At least they're not always using the clips. Hopefully that change is permanent and they didn't just run out.


----------



## HDAV (Dec 28, 2012)

CocoLoco said:


> That looks like it might be piercing the bag, was it? @Cana That wasn't your issue was it?
> 
> At least they're not always using the clips. Hopefully that change is permanent and they didn't just run out.


 Staple is in the heat sealed section possible a missed staple could pierce the bag but above resealable seal


----------



## Cana (Mar 7, 2015)

HDAV said:


> Not had a clip for a while.....,old fashioned staples.....
> 
> View attachment 48201


 Just had a look at my new delivery that is still in box, the new one has staple as well.



CocoLoco said:


> That looks like it might be piercing the bag, was it? @Cana That wasn't your issue was it?
> 
> At least they're not always using the clips. Hopefully that change is permanent and they didn't just run out.


 Nope, atleast not that I could see. So rave and I just think it was an airlock installed backwards or something.

I couldn't see anything physically wrong with the bag, so whatever is going on is tiny. This isn't the first bag of beans this happened to. I'm very careful to reseal my bags as I really dislike stale coffee.

Actually quite like having a zip instead of having to cut the corner of bag, but somethings not going right.



HDAV said:


> Staple is in the heat sealed section possible a missed staple could pierce the bag but above resealable seal
> 
> View attachment 48203


 Hmm didnt see any pierced marks on the bags. I checked all this over before talking to RAVE just incase as I didn't wanna bring it up unless it was something that I really couldnt figure out and that wasn't user error.

Rave has reccomended from now on to not store the coffee in the bags they come in and to use an airtight container.

Having a look round the forum now for previous reccomendations.


----------



## 24774 (Mar 8, 2020)

HDAV said:


> Staple is in the heat sealed section possible a missed staple could pierce the bag but above resealable seal


 Aah I see, no danger of piercing bag there. Good alternative to the clips if they have to keep doing the extra cards.


----------



## Cana (Mar 7, 2015)

CocoLoco said:


> Aah I see, no danger of piercing bag there. Good alternative to the clips if they have to keep doing the extra cards.

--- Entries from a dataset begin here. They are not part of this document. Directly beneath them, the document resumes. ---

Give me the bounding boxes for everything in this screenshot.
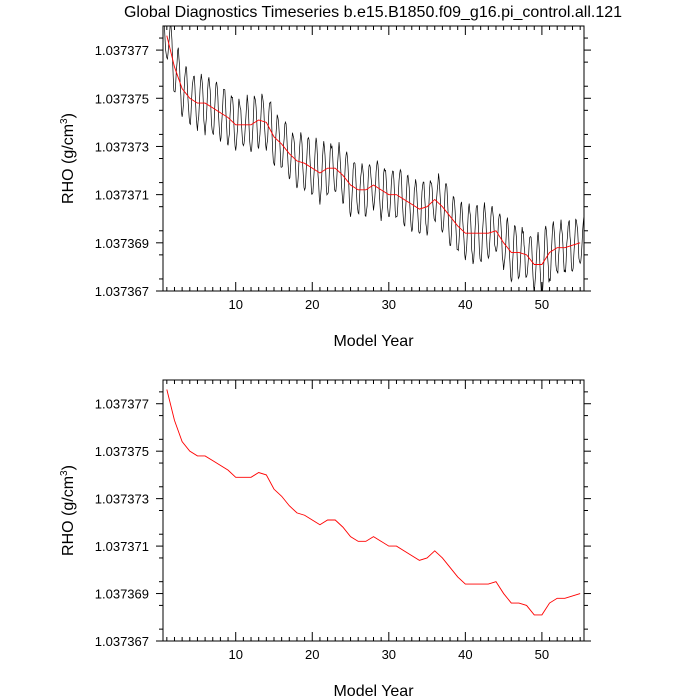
y-axis-title: RHO (g/cm3) xyxy=(59,113,77,204)
plot-frame xyxy=(162,379,585,642)
y-tick-label: 1.037375 xyxy=(95,91,149,106)
plot-data xyxy=(164,26,584,291)
y-tick-label: 1.037377 xyxy=(95,43,149,58)
figure-title: Global Diagnostics Timeseries b.e15.B185… xyxy=(124,4,622,21)
y-axis-title-close: ) xyxy=(60,113,77,118)
y-tick-label: 1.037367 xyxy=(95,634,149,649)
y-axis-title-close: ) xyxy=(60,465,77,470)
y-tick-label: 1.037371 xyxy=(95,539,149,554)
y-tick-label: 1.037377 xyxy=(95,397,149,412)
x-tick-label: 10 xyxy=(228,647,242,662)
annual-mean-line xyxy=(166,389,581,616)
x-tick-label: 50 xyxy=(535,647,549,662)
x-tick-label: 20 xyxy=(305,297,319,312)
y-axis-title-superscript: 3 xyxy=(59,470,70,476)
x-axis-title: Model Year xyxy=(333,683,414,700)
y-tick-label: 1.037367 xyxy=(95,284,149,299)
y-axis-title: RHO (g/cm3) xyxy=(59,465,77,556)
y-tick-label: 1.037369 xyxy=(95,587,149,602)
y-axis-title-main: RHO (g/cm xyxy=(60,124,77,204)
y-tick-label: 1.037373 xyxy=(95,492,149,507)
x-axis-title: Model Year xyxy=(333,333,414,350)
y-tick-label: 1.037373 xyxy=(95,139,149,154)
x-tick-label: 50 xyxy=(535,297,549,312)
annual-mean-line xyxy=(166,35,581,265)
x-tick-label: 30 xyxy=(382,297,396,312)
y-axis-title-superscript: 3 xyxy=(59,118,70,124)
x-tick-label: 10 xyxy=(228,297,242,312)
plot-data xyxy=(166,389,581,616)
y-tick-label: 1.037375 xyxy=(95,444,149,459)
monthly-series-line xyxy=(164,26,584,291)
panel-bottom: 10 20 30 40 50 1.037367 1.037369 1.037371 1.0373… xyxy=(59,379,591,700)
y-tick-label: 1.037369 xyxy=(95,236,149,251)
x-tick-label: 40 xyxy=(458,297,472,312)
x-tick-label: 30 xyxy=(382,647,396,662)
y-axis-title-main: RHO (g/cm xyxy=(60,476,77,556)
panel-top: 10 20 30 40 50 1.037367 1.037369 1.037371 1.0373… xyxy=(59,25,591,350)
x-tick-label: 20 xyxy=(305,647,319,662)
x-tick-label: 40 xyxy=(458,647,472,662)
y-tick-label: 1.037371 xyxy=(95,188,149,203)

 Definitely prefer the staples too, cats prefer the clips but honestly hate finding them round the house and stepping on them.


----------



## 24774 (Mar 8, 2020)

Cana said:


> Definitely prefer the staples too, cats prefer the clips but honestly hate finding them round the house and stepping on them.


 I find it infuriatingly wasteful, so much so I won't order from them again. There's such a huge choice with coffee, voting with your wallet and steering towards companies that get it right (whatever critieria your' right' may be, not just waste) is a no-brainer.


----------



## Cana (Mar 7, 2015)

CocoLoco said:


> I find it infuriatingly wasteful, so much so I won't order from them again. There's such a huge choice with coffee, voting with your wallet and steering towards companies that get it right (whatever critieria your' right' may be, not just waste) is a no-brainer.

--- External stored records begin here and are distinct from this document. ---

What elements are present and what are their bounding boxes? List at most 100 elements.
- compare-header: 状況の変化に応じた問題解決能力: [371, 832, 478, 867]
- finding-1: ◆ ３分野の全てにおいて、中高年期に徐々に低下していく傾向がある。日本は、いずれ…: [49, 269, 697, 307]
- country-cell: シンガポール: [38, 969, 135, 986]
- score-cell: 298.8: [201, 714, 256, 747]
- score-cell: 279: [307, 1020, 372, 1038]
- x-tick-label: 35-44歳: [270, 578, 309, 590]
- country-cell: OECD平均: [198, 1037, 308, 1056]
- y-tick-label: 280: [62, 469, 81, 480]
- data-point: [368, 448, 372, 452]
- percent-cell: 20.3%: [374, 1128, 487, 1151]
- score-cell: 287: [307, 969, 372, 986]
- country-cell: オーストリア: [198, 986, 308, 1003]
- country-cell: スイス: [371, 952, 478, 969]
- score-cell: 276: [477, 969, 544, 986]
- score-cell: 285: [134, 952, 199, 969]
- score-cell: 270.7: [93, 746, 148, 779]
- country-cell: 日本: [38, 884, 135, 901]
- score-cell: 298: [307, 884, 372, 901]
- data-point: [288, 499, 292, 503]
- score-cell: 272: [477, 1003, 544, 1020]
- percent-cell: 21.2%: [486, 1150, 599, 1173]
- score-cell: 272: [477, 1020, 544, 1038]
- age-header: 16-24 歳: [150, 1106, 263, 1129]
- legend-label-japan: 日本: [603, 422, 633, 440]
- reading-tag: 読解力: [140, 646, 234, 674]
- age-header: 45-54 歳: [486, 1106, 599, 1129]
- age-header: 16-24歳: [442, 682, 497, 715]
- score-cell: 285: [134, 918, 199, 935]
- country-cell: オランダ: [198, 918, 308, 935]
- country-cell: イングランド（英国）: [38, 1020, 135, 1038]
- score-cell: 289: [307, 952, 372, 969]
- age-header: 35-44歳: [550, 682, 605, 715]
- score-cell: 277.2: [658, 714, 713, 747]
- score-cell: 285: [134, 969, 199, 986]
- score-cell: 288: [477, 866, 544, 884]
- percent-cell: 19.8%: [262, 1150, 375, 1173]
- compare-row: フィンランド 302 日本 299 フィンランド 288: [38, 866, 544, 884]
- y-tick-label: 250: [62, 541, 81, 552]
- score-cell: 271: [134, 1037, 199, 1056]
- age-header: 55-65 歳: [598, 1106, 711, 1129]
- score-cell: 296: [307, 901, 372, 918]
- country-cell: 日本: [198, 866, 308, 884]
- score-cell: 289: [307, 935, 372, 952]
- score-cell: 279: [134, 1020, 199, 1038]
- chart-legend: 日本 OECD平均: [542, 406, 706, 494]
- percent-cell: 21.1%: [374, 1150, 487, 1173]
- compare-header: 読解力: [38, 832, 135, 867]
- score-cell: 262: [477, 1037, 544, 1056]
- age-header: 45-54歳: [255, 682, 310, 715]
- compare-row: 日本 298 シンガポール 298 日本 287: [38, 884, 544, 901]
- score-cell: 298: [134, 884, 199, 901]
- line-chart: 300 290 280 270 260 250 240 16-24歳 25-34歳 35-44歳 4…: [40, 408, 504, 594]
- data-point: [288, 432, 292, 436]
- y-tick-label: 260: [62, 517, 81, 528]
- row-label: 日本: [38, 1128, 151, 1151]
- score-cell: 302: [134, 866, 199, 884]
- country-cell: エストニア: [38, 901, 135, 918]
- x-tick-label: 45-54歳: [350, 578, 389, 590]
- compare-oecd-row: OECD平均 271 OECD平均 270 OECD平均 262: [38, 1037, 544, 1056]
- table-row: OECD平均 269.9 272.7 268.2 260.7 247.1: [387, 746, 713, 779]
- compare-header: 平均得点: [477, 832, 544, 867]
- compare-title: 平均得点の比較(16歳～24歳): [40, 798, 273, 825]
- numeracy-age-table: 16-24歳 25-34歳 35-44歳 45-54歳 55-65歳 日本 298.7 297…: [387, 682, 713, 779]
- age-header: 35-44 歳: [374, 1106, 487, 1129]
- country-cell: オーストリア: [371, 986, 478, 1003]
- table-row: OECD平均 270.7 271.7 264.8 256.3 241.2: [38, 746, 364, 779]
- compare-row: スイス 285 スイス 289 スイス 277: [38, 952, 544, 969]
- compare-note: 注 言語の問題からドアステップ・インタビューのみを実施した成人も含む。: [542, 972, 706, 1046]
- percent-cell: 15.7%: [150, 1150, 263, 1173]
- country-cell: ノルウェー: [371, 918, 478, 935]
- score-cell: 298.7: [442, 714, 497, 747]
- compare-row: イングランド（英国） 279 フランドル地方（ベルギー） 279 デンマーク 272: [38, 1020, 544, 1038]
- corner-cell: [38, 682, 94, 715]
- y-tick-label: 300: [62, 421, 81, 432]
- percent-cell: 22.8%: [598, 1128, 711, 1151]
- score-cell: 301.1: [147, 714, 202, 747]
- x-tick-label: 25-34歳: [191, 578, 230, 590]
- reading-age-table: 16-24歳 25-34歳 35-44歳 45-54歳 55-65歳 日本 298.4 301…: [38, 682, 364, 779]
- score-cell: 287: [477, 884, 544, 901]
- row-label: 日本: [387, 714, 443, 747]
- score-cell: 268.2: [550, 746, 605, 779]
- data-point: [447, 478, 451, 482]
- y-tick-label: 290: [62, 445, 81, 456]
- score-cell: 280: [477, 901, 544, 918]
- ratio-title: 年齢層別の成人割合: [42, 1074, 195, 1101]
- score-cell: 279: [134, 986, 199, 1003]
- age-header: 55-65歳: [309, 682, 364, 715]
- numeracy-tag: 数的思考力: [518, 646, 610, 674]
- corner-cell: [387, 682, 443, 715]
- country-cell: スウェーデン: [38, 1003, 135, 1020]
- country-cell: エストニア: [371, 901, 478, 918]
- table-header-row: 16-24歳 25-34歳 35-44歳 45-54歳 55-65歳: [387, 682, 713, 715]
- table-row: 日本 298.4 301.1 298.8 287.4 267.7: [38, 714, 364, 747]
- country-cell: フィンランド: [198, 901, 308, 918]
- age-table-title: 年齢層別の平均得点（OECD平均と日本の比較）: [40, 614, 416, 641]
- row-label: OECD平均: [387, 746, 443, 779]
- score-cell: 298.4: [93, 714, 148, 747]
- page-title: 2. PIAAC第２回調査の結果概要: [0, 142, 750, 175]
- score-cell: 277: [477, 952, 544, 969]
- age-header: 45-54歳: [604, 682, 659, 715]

 Completely agree! Actually looked into things yesterday and found a more local roaster in my town I live in. So i'll give them a try out for month of december  I was on RAVE for years n years.

Really wish rave would stop sending me those stupid leaflets and advertising alongside every single monthly subscription of coffee. They go straight in the bin each and every single time.


----------



## simontc (May 21, 2014)

I've not had issues- but then the bag is generally done within two weeks of receipt for me. Part of the reason I switched to subs from different roasters was to get through bags quicker before they staled- on the whole its worked. Im very happy with the ability to recycle the bags- agree the bulldog clips were a bit overboard, but they're now staples so seems a bit of a better thrust.

Sent from my SM-G960F using Tapatalk


----------



## cjonny (Dec 26, 2012)

I had a bag of these from Rave a few weeks back and have definily noticed they go off sonner as I have had to tightewn the grind quite a bit since first opening. Im going to support using recyclable materials so will be buying a air tight jar. Was thinking of getting one anyway.


----------



## Cana (Mar 7, 2015)

https://images-na.ssl-images-amazon.com/images/I/51MDQRQGkgL._AC_SL1001_.jpg Just ordered this off amazon. Think i'll keep the beans in the bag but place the bag inside the jar. Hopefully that works out spacewise. https://www.amazon.co.uk/gp/product/B07VDKVL8N/ref=ppx_yo_dt_b_asin_image_o00_s00?ie=UTF8&psc=1


----------